Levar conchas para casa, alimentar animais marinhos e jogar lixo são alguns dos problemas; preservação depende de senso coletivo

Ações que não devem ser feitas nas praias vão além das regras de convivência óbvias. Pequenas atitudes, muitas vezes vistas como inofensivas, podem causar danos sérios ao meio ambiente e até gerar multas.
Entender o que não fazer ajuda a proteger o mar, os animais e garante que a praia continue como espaço saudável para todos.
Levar conchas como lembrança de uma viagem agradável parece uma atitude inocente. Porém, essa prática afeta diretamente o equilíbrio do ecossistema marinho. As conchas fazem parte do corpo de moluscos, como ostras e mariscos, e têm função de proteção e sustentação.
Segundo o biólogo marinho Luís Felipe Natálio, em entrevista ao Costa Norte, após a morte natural desses animais, as conchas seguem dois caminhos. Elas podem servir de abrigo para outros organismos, como ermitões e até polvos, ou podem se decompor e liberar cálcio na água do mar, elemento essencial para a formação de novas conchas e até de recifes de corais, que já sofrem com as mudanças climáticas.
A retirada constante, para o especialista, reduz esse ciclo natural. Em praias nas quais isso ocorre com frequência, pode faltar cálcio disponível na água, o que prejudica espécies que dependem desse mineral para sobreviver e se desenvolver.
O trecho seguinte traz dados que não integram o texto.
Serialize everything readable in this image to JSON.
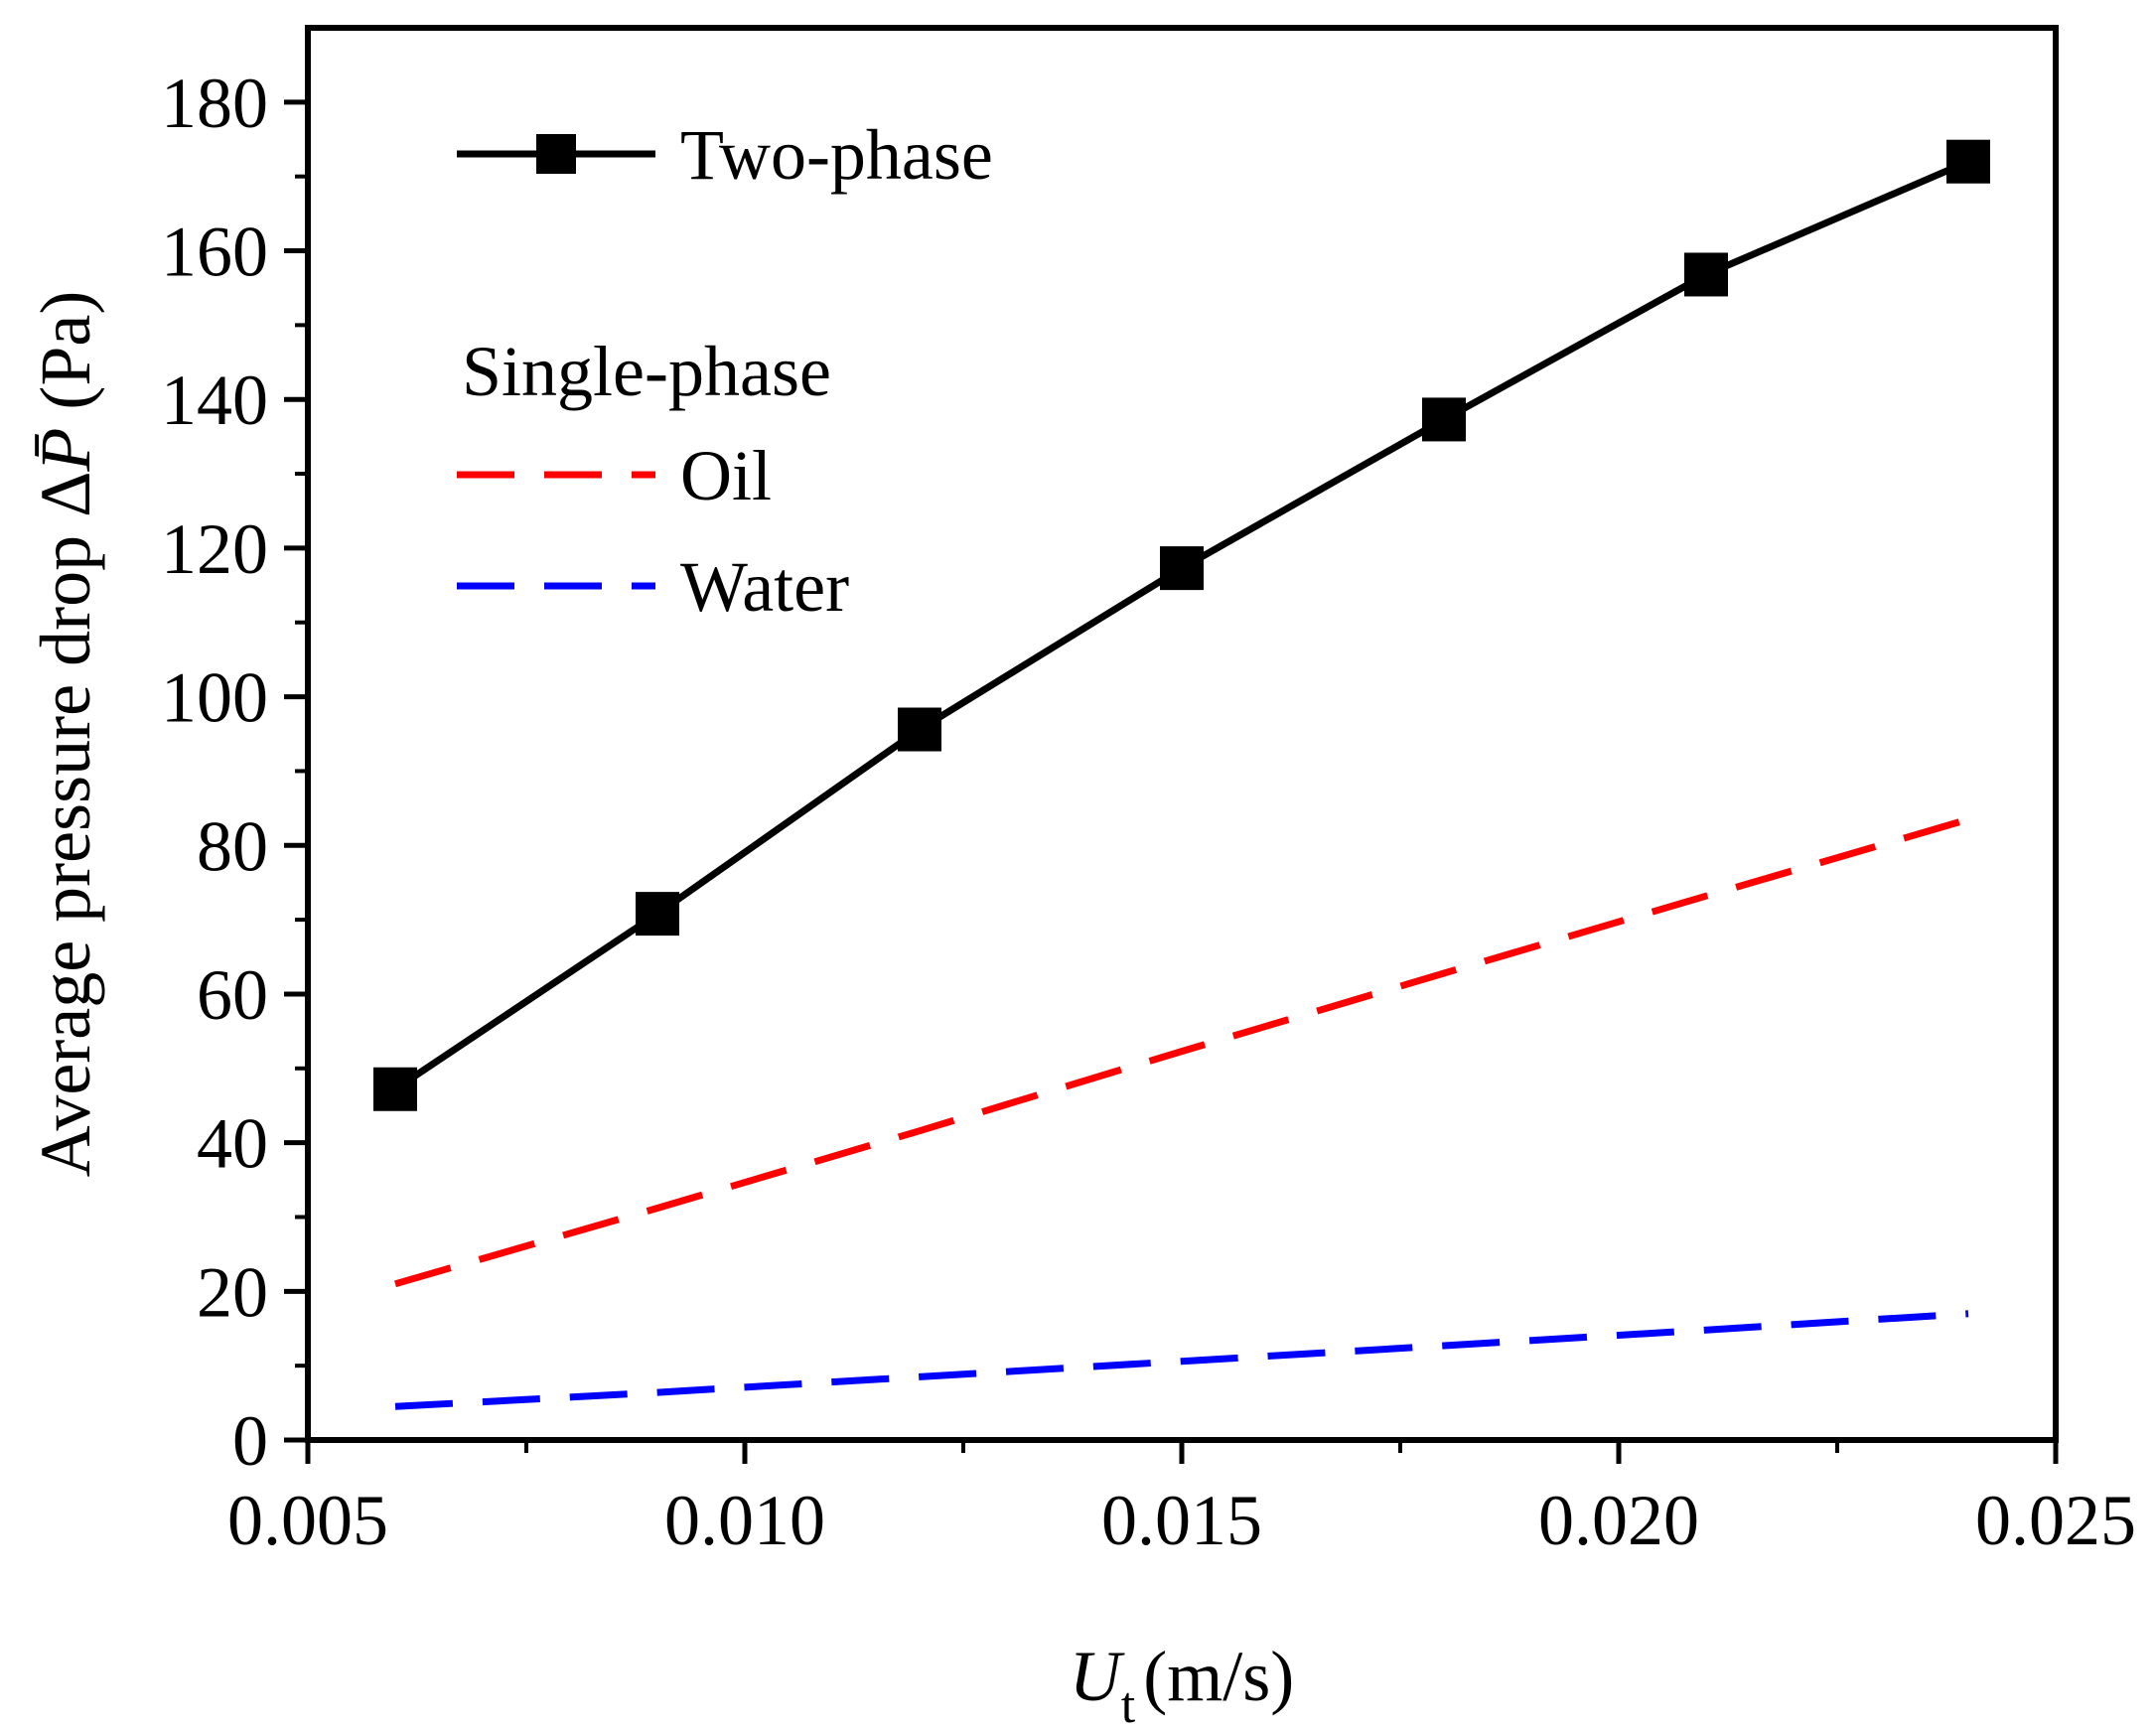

Em cidades litorâneas, é comum encontrar conchas à venda em lojas de artesanato. Algumas pessoas pensam em comprá-las para devolvê-las ao mar. Apesar da boa intenção, não é recomendado.
Muitas dessas conchas recebem verniz, ou produtos químicos, para ficarem brilhantes e próprias para decoração. Ao serem jogadas no mar, essas substâncias podem contaminar a água.
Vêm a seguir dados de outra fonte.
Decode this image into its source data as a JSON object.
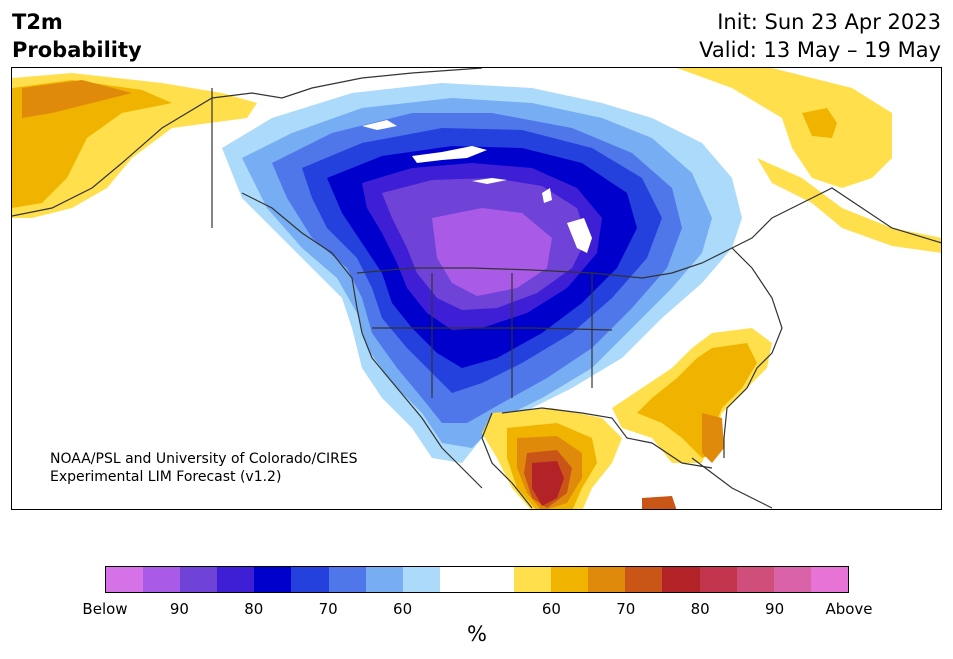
{
  "header": {
    "title_line1": "T2m",
    "title_line2": "Probability",
    "init_text": "Init: Sun 23 Apr 2023",
    "valid_text": "Valid: 13 May – 19 May"
  },
  "map": {
    "credit_line1": "NOAA/PSL and University of Colorado/CIRES",
    "credit_line2": "Experimental LIM Forecast (v1.2)"
  },
  "colorbar": {
    "colors": [
      "#d572e8",
      "#a95ae6",
      "#7043d8",
      "#3f1fd6",
      "#0000cc",
      "#2441dd",
      "#4f77ea",
      "#76adf3",
      "#acdafb",
      "#ffffff",
      "#ffffff",
      "#ffe04c",
      "#f0b400",
      "#e08a0c",
      "#c95516",
      "#b22226",
      "#c3354c",
      "#cf4f7a",
      "#da62a8",
      "#e873d6"
    ],
    "tick_labels": [
      "Below",
      "90",
      "80",
      "70",
      "60",
      "60",
      "70",
      "80",
      "90",
      "Above"
    ],
    "unit": "%"
  }
}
Além disso, conchas de outras regiões podem carregar ovos, ou restos de organismos marinhos. Isso aumenta o risco de bioinvasão, quando espécies estranhas são introduzidas em novo ambiente.
Dar pão, restos de comida, ou ração, para os peixes é um erro comum. Esse hábito altera o comportamento natural dos animais e pode causar doenças. Além disso, os resíduos afetam os corais e a qualidade da água.
A comercialização de corais é crime ambiental no Brasil. Prática é proibida pela Lei de Crimes Ambientais, no artigo 33 da Lei nº 9.605/1998. Comprar esse tipo de produto incentiva a retirada ilegal e acelera a degradação dos recifes, essenciais para a vida marinha.
Os corais servem de abrigo para diversas espécies e ajudam a proteger a costa contra a erosão. Sem eles, todo o ecossistema fica ameaçado.
O lixo descartado na areia, ou no mar, pode ser ingerido por animais e causar ferimentos, ou até mesmo a morte deles. Plásticos são especialmente perigosos, pois se acumulam e demoram anos para se decomporem.
Outro problema é a captura excessiva de animais da praia, como ermitões e corruptos. Retirá-los do ambiente, inclusive para usar como isca, coloca essas espécies em risco e reduz a biodiversidade local.
Algumas atitudes simples fazem diferença. Não colete conchas, corais, estrelas do mar, ou carapaças. Não alimente peixes e não jogue lixo no mar. Evite comprar artesanato feito com elementos naturais retirados da praia.
Cuidar da praia é responsabilidade de todos. Ao mudar pequenos hábitos, como não tomar atitudes acima descritas, ajuda a preservar o mar e garante que outras pessoas também possam aproveitar esse espaço.